Much time is devoted to speculation as to exactly how Irish Oscar Wilde believed himself to be. Although he truly saw himself as a citizen of the world, and was careful to ingratiate himself with those who occupied the highest positions of power and influence in England, he was also the son of an Irish nationalist mother.
On 17 March 1882, Wilde, aged twenty-seven, participated in the St. Patrick’s Day celebrations that were organised in the city of St. Paul, Minnesota. He was touring America at the time, lecturing to audiences the length and breadth of that emerging nation. A comprehensive account of the event, including his apparently impromptu remarks, was carried in the Saint Paul Globe the following day. This is Wilde at his most Irish – he was wise to give his audience what they wanted. Perhaps he was also sincere in his sentiments.
On a rainy St. Patrick’s Day in 1882, in the city of St. Paul, Minnesota, Father John Shanley took to the stage at the Opera House and declared that he was:
…pleased to announce the presence with them of a son of one of Ireland’s noblest daughters – of a daughter who in the troublous times of 1848 by the works of her pen and her noble example did much to keep the fires of patriotism burning brightly in the hearts of Ireland’s sons. A son of that noble woman was present in the person of Mr. Oscar Wilde, who had kindly consented to say a few words on this happy occasion, and whom he had the pleasure of introducing
Wilde, who had been sitting in a box to the side of the stage, ‘skipped’ onstage, dressed in ‘his too too raiment,’ the outfit he had worn when he had delivered a lecture the previous night. This was described as:
cut away coat, velveteen waistcoat, velvet knee britches, black stockings and pumps, one hand gloved in a white kid, the other bore lace handkerchief and necktie, and the long straight brown hair hanging down upon his shoulders.

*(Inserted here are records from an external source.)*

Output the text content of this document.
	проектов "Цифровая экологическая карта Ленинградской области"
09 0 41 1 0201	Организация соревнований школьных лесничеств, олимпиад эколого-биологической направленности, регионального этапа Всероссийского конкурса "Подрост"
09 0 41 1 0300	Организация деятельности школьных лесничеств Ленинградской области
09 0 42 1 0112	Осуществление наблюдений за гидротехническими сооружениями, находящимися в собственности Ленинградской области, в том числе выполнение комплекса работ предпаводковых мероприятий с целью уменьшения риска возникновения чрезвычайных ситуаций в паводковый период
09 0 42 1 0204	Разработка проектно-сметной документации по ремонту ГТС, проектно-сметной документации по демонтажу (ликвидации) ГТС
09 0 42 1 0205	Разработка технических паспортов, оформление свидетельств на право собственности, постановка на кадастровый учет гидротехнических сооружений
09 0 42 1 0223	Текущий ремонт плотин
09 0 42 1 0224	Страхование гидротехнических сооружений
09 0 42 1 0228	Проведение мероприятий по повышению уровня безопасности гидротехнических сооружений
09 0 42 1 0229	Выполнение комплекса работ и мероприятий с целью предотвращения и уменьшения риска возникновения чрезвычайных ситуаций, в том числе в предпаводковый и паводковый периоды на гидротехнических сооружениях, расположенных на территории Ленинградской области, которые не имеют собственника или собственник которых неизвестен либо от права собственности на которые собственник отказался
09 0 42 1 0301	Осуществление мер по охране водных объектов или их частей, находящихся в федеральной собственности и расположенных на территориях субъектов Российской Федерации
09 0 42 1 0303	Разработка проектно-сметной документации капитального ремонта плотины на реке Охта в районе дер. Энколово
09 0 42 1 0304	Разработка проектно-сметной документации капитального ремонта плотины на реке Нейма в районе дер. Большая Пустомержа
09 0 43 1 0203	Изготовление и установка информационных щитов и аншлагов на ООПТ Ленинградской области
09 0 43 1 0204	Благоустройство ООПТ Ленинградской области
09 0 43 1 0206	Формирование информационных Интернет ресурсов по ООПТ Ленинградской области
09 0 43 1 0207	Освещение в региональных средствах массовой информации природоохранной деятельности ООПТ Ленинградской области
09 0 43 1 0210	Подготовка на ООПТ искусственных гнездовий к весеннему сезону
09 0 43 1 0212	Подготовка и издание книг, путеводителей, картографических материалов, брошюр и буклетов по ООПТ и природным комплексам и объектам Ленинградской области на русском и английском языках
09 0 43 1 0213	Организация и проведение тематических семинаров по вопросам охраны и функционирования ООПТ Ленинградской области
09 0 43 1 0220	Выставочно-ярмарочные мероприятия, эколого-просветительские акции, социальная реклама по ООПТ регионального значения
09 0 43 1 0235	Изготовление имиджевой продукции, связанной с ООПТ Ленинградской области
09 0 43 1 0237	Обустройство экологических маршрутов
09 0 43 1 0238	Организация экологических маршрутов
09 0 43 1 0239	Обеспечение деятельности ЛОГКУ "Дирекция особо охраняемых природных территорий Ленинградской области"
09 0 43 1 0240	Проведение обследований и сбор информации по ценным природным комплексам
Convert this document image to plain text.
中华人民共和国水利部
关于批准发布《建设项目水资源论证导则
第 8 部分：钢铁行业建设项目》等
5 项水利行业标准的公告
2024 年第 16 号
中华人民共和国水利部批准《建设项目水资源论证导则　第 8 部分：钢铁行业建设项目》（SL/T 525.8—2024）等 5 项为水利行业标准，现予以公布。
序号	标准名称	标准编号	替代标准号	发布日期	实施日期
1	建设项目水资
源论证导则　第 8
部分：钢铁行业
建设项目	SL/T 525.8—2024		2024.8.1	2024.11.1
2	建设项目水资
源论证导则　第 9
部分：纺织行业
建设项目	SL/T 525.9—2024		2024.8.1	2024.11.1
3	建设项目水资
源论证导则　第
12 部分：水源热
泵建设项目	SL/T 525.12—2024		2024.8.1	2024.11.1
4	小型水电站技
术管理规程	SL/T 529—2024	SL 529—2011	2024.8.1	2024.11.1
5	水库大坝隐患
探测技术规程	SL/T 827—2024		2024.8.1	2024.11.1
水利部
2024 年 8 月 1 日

Wilde was greeted with ‘a generous demonstration of applause,’ which he acknowledged with a slight bow from the front of the stage. He began to speak:
Ladies and gentlemen, when I gave myself the pleasure of meeting with you to-night, I had not thought I would be called upon to say anything, but would be allowed to sit quietly in my box and enjoy listening to the loving and patriotic sentiments that I knew would be given voice. But the generous response you have given to the mention of the efforts of my mother in Ireland’s cause, has filled me with a pleasure and a pride that I cannot properly acknowledge. It is also a pleasure to me that I am afforded this opportunity during my visit to America to speak to an audience of my countrymen, a race once the most artistic in Europe.
There was a time before the time of Henry II, when Ireland stood at the front of all the nations of Europe in the arts, the sciences and general intellectuality. The few books saved from the general wreck are remarkable for their literary excellence and beauty of illustration. There was a time, too, when Ireland was the university of Europe – when young Monks educated in Ireland went forth as educators to all other European countries, while at the same time students from these same countries flocked to Ireland to study the arts, etc., under the great masters of Ireland. There was a time when Ireland led all other nations in working in gold. In those times no nation built so splendidly as did Ireland. The cathedrals, monasteries and other public edifices of those days showed a higher style of architecture than that of any other nation.
Those proud monuments to the genius and intellectuality of Ireland do not exist to-day. When the English came they were burned. But portions of these blackened, mouldering walls still remain to remind visitors of the beauty of the work wrought by Ireland, for the pleasure and enjoyment of Ireland, in the days of her greatness. But with the coming of the English, art in Ireland came to an end, and it has had no existence for over 700 years. And he was glad it had not, for art could not live and flourish under a tyrant.
Art was an expression of the liberty loving, beauty loving sentiment of a people. But the artistic sentiment of Ireland was not dead in the hearts of her sons and daughters, though allowed no expression in their native country. It is that sentiment which has reduced you to meet here to-night to commemorate our patron saint. It finds expression in the love you bear for every little nook, every hill, every running brook of your native land. It is shown in the esteem you bear for the names of the great men whose deeds and works have shed such lustre upon Irish history. And when Ireland gains her independence, its schools of art and other educational branches will be revived and Ireland will regain the proud position she once held among the nations of Europe.
He thanked the audience once more, and was rewarded with ‘generous applause as he withdrew from the stage’.